When I was a kid, I always heard rumors that in Myrtle Beach, there was a magical restaurant that was right next door to a strip club. In the men’s restroom, there was a backdoor that connected the two establishments. All the men who went on golfing trips and had to bring along their spouses would always take them to dinner here and then claim tummy trouble to spend large chunks of time in the bathroom. Meanwhile, they’d be at the top secret strip club. I don’t know if such a place exists, but I tell you that story to prove a point. If you are a man and you’re on a golfing trip with your buddies, you’re thinking of more than just balls and shafts. You’re also thinking about balls and shafts. It’s the classic test of the strength of a relationship. Can it survive the “weekend with the guys”?

For men with more self control, they approach the weekend with the mindset that it’s okay to try to recapture some of their misspent youth by flirting with women while away from home. Men with even less self control get carried away and act on all that flirting. Sit him down RIGHT NOW and find out who the hell that lady was. Maybe he wasn’t cheating. Hell, he needs to be punished just for being so stupid that he let those pictures get out. So, what’s worse? Being married to a cheater? Or being married to a moron? Either way, make him come clean. Keep in mind that the only thing worse than a cheating husband is a wife who won’t let her man go out and have fun with friends. Just make sure that everyone agrees on what the definition of “fun” is.

But, that’s just us.
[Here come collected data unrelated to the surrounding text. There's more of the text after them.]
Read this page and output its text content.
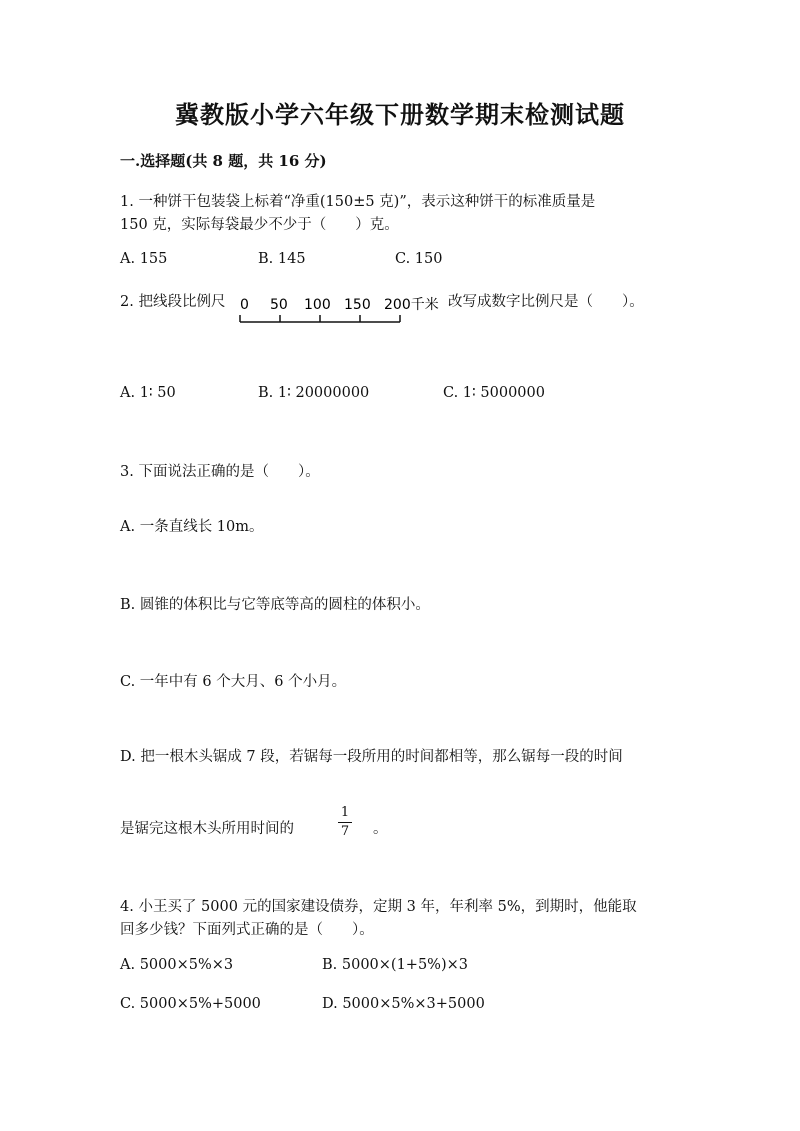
冀教版小学六年级下册数学期末检测试题
一.选择题(共 8 题，共 16 分)
1. 一种饼干包装袋上标着“净重(150±5 克)”，表示这种饼干的标准质量是
150 克，实际每袋最少不少于（　　）克。
A. 155	B. 145	C. 150
2. 把线段比例尺 0 50 100 150 200千米 改写成数字比例尺是（　　）。
A. 1∶ 50	B. 1∶ 20000000	C. 1∶ 5000000
3. 下面说法正确的是（　　）。
A. 一条直线长 10m。
B. 圆锥的体积比与它等底等高的圆柱的体积小。
C. 一年中有 6 个大月、6 个小月。
D. 把一根木头锯成 7 段，若锯每一段所用的时间都相等，那么锯每一段的时间
是锯完这根木头所用时间的
1
7 。
4. 小王买了 5000 元的国家建设债券，定期 3 年，年利率 5%，到期时，他能取
回多少钱？下面列式正确的是（　　）。
A. 5000×5%×3	B. 5000×(1+5%)×3
C. 5000×5%+5000	D. 5000×5%×3+5000
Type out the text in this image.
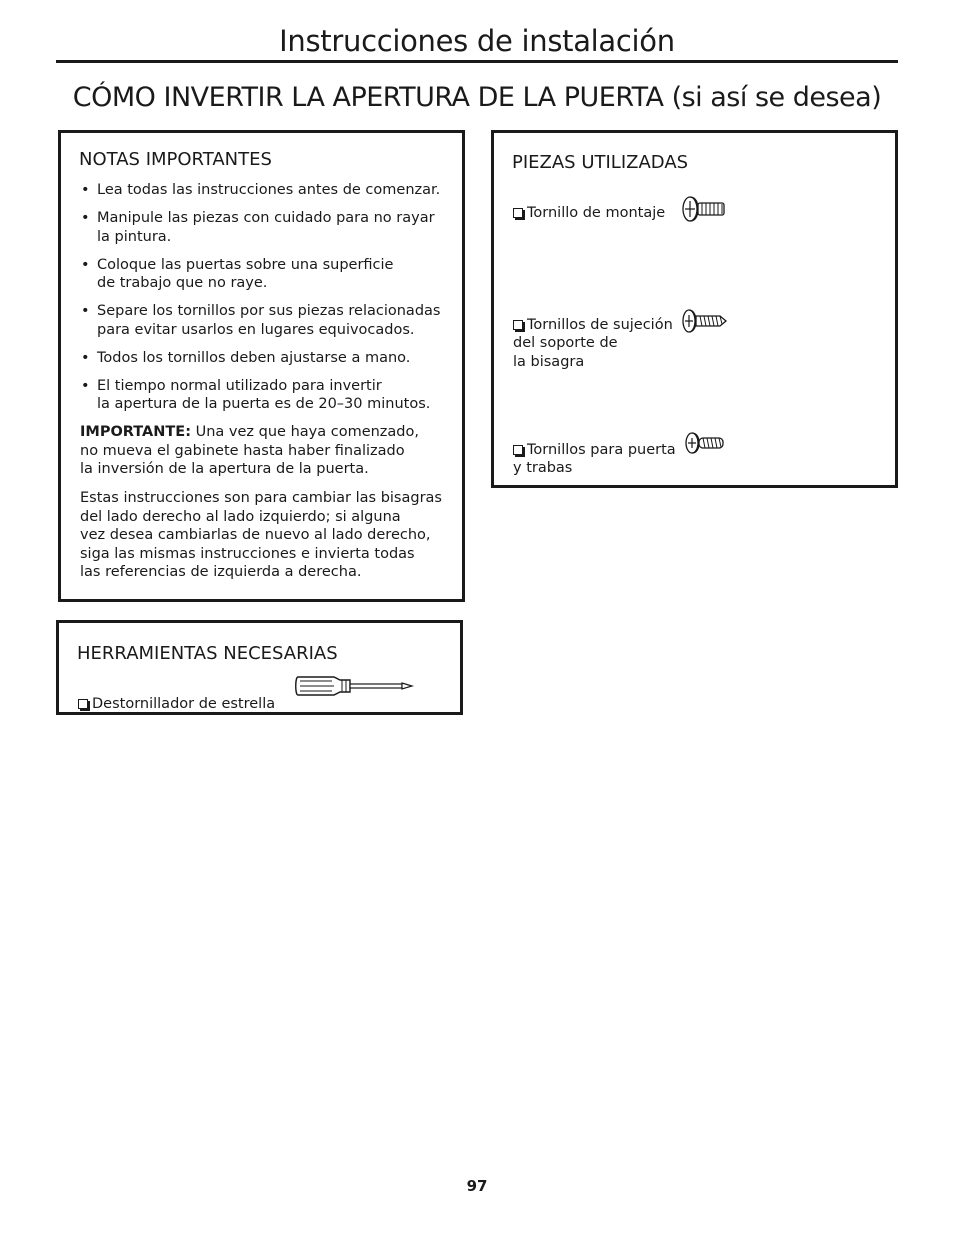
Instrucciones de instalación
CÓMO INVERTIR LA APERTURA DE LA PUERTA (si así se desea)
NOTAS IMPORTANTES
• Lea todas las instrucciones antes de comenzar.
• Manipule las piezas con cuidado para no rayar
la pintura.
• Coloque las puertas sobre una superficie
de trabajo que no raye.
• Separe los tornillos por sus piezas relacionadas
para evitar usarlos en lugares equivocados.
• Todos los tornillos deben ajustarse a mano.
• El tiempo normal utilizado para invertir
la apertura de la puerta es de 20–30 minutos.

IMPORTANTE: Una vez que haya comenzado,
no mueva el gabinete hasta haber finalizado
la inversión de la apertura de la puerta.

Estas instrucciones son para cambiar las bisagras
del lado derecho al lado izquierdo; si alguna
vez desea cambiarlas de nuevo al lado derecho,
siga las mismas instrucciones e invierta todas
las referencias de izquierda a derecha.

PIEZAS UTILIZADAS

Tornillo de montaje

Tornillos de sujeción
del soporte de
la bisagra

Tornillos para puerta
y trabas

HERRAMIENTAS NECESARIAS

Destornillador de estrella

97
What the hell do we know? We aren’t seasoned advice columnists like Jaffe and his wife, Louise. How did THEY approach this?  Let’s start with Harry.

“I can see why you might find the photos disturbing, but frankly, I don’t see anything even remotely incriminating in what you described.”

Come on, Harry. You’re really saying that it might be a total coincidence that this dude was photographed in several different bars and it might have been “simple happenstance”??? That is LITERALLY the worst excuse that any man could come up with in this situation… He might as well just tell his wife, “That thing that looks like a buxom blonde that’s hanging on my hip in every picture is actually just a tumor shaped like a buxom blonde.” I’d believe that first.

Louise, meanwhile, has this advice:

“Ask him to explain the photographs, and hear him out. Give him a chance to tell you everything, which means trying to interrupt him as little as possible. …If you think he’s full of *&$%, then tell him that, too. …State clearly what your expectations are during your time apart. …You also want to clarify that there is no hall pass to act like a complete asshole…”

We like Louise. Louise is a no-bullshit kind of lady. Which makes it even more insane that Harry thinks that he could throw out the world’s worst excuse and get away with it. We have a hard time believing that Louise would have a response as measured as this one if it was Harry photographed with the hottie on his hip.